Just in general then, should we expect, because of that trade spend, that the reported retail sales trends are a little bit stronger than your -- than your internal kind of net sales reporting because of that slotting kind of difference?

Sean Connolly

Analyst

Not really, Rob. We historically tracked -- We don't have a lot of seasonal businesses, we don’t have a lot of early shipments. Our consumption, on average, tracks pretty close to our shipments. So, there's a little bit of volatility in there. But, I think the big point you’re making which I would agree with is we are seeing our plan work. And it's not surprising to me that we had this same situation when I was at Sara Lee and Hillshire and saw similar types of traction. We are beginning to see it here. Obviously, we’ve got a larger portfolio here, so we’ve got more work to do in terms of touching different brands, and that takes time. This is not an overnight exercise, but there's just tremendous encouragement, I think, here on the team in terms of the traction that we're seeing.

Operator

Operator

And ladies and gentlemen, this will conclude our question-and-answer session.

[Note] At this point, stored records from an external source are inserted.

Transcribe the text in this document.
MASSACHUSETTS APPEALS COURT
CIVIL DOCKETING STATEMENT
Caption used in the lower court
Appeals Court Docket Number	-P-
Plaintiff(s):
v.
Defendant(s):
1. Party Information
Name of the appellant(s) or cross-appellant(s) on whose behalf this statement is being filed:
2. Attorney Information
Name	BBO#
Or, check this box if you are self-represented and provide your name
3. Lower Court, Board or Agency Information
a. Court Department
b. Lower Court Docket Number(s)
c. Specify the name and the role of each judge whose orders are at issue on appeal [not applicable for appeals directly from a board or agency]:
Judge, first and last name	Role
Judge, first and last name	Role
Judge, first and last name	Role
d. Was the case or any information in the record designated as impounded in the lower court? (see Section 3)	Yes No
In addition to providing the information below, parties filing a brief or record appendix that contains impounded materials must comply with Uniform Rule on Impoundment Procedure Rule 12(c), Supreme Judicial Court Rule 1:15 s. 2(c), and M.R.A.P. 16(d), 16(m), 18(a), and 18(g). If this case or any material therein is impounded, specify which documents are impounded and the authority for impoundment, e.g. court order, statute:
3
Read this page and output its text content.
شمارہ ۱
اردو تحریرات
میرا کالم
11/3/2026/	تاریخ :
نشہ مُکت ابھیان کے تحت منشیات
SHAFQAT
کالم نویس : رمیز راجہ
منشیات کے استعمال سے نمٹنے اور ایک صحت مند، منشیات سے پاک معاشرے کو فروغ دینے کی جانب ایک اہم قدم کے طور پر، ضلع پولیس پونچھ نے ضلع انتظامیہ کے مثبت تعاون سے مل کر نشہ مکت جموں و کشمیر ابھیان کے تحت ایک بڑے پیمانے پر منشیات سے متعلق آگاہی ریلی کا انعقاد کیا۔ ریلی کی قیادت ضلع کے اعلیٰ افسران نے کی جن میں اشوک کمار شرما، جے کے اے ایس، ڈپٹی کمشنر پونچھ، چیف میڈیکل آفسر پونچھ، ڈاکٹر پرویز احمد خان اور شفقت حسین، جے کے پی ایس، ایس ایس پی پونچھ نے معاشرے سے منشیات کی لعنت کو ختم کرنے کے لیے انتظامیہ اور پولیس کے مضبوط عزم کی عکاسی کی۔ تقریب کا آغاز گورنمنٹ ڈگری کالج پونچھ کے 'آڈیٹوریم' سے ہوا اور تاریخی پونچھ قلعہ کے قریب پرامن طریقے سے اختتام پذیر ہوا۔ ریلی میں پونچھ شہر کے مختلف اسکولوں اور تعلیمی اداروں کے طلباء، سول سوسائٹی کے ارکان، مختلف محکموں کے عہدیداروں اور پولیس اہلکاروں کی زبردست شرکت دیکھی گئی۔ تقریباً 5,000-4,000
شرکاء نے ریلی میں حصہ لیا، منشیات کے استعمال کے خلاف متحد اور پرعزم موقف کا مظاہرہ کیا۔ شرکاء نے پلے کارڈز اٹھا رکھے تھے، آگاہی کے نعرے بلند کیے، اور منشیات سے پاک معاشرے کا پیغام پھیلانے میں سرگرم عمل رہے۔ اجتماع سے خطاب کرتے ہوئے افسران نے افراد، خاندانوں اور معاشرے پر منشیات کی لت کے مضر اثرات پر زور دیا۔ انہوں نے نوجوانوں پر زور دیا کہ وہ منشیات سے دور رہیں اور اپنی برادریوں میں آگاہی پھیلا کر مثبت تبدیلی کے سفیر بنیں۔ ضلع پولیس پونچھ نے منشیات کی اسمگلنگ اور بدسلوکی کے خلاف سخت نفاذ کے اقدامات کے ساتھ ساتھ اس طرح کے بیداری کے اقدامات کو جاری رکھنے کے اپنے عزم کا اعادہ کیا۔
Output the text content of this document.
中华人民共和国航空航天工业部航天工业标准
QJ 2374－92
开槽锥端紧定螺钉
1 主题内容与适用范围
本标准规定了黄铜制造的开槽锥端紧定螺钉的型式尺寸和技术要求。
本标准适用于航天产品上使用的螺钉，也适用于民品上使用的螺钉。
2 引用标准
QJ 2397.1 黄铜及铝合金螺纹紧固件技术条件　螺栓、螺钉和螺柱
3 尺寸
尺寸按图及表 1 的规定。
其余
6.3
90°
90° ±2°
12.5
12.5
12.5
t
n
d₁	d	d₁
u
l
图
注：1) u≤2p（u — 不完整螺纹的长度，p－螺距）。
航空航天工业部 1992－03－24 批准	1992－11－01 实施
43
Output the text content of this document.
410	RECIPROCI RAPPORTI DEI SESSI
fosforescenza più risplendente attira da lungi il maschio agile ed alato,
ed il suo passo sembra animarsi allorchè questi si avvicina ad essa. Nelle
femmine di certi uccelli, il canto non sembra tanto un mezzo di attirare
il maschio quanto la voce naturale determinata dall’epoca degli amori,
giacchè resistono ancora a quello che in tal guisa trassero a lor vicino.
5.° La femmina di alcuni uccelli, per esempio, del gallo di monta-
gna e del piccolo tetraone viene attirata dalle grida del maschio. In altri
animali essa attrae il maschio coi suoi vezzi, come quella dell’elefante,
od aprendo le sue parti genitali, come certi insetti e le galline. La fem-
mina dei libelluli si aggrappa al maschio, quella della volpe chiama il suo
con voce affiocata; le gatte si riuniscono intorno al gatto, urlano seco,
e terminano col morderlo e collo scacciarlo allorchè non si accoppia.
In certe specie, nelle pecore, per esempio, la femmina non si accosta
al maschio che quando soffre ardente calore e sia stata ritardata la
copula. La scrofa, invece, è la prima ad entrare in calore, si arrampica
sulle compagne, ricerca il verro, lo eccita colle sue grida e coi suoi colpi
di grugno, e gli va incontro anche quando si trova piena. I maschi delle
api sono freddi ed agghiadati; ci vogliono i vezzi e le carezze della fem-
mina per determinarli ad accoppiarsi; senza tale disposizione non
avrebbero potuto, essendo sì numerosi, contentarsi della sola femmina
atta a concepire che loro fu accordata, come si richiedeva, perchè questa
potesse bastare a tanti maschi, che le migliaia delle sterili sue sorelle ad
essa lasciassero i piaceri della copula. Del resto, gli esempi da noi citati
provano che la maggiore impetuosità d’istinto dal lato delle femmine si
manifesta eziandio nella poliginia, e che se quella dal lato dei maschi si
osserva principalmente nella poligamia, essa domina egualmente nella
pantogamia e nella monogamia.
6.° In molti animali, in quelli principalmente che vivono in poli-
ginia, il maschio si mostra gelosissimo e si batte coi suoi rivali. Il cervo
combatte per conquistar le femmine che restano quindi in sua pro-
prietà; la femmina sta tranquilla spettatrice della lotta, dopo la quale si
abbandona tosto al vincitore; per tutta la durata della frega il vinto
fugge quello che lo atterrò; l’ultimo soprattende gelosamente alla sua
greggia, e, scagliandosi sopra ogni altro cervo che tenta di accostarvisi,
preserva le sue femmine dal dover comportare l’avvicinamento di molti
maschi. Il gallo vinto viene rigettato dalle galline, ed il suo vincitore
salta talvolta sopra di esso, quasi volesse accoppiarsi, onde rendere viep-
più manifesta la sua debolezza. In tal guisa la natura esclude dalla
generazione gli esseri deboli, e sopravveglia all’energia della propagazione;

I would like to hand the conference back over to Brian Kearney for his closing remarks.

Brian Kearney

Analyst

Thank you. As a reminder, this conference has been recorded and will be archived on the web as detailed in our release. As always, Investor Relations is available for discussion. Thank you for your interest in ConAgra Brands.

Operator

Operator

Ladies and gentlemen, the conference has now concluded. Thank you for attending today’s presentation. At this time, you may disconnect your line.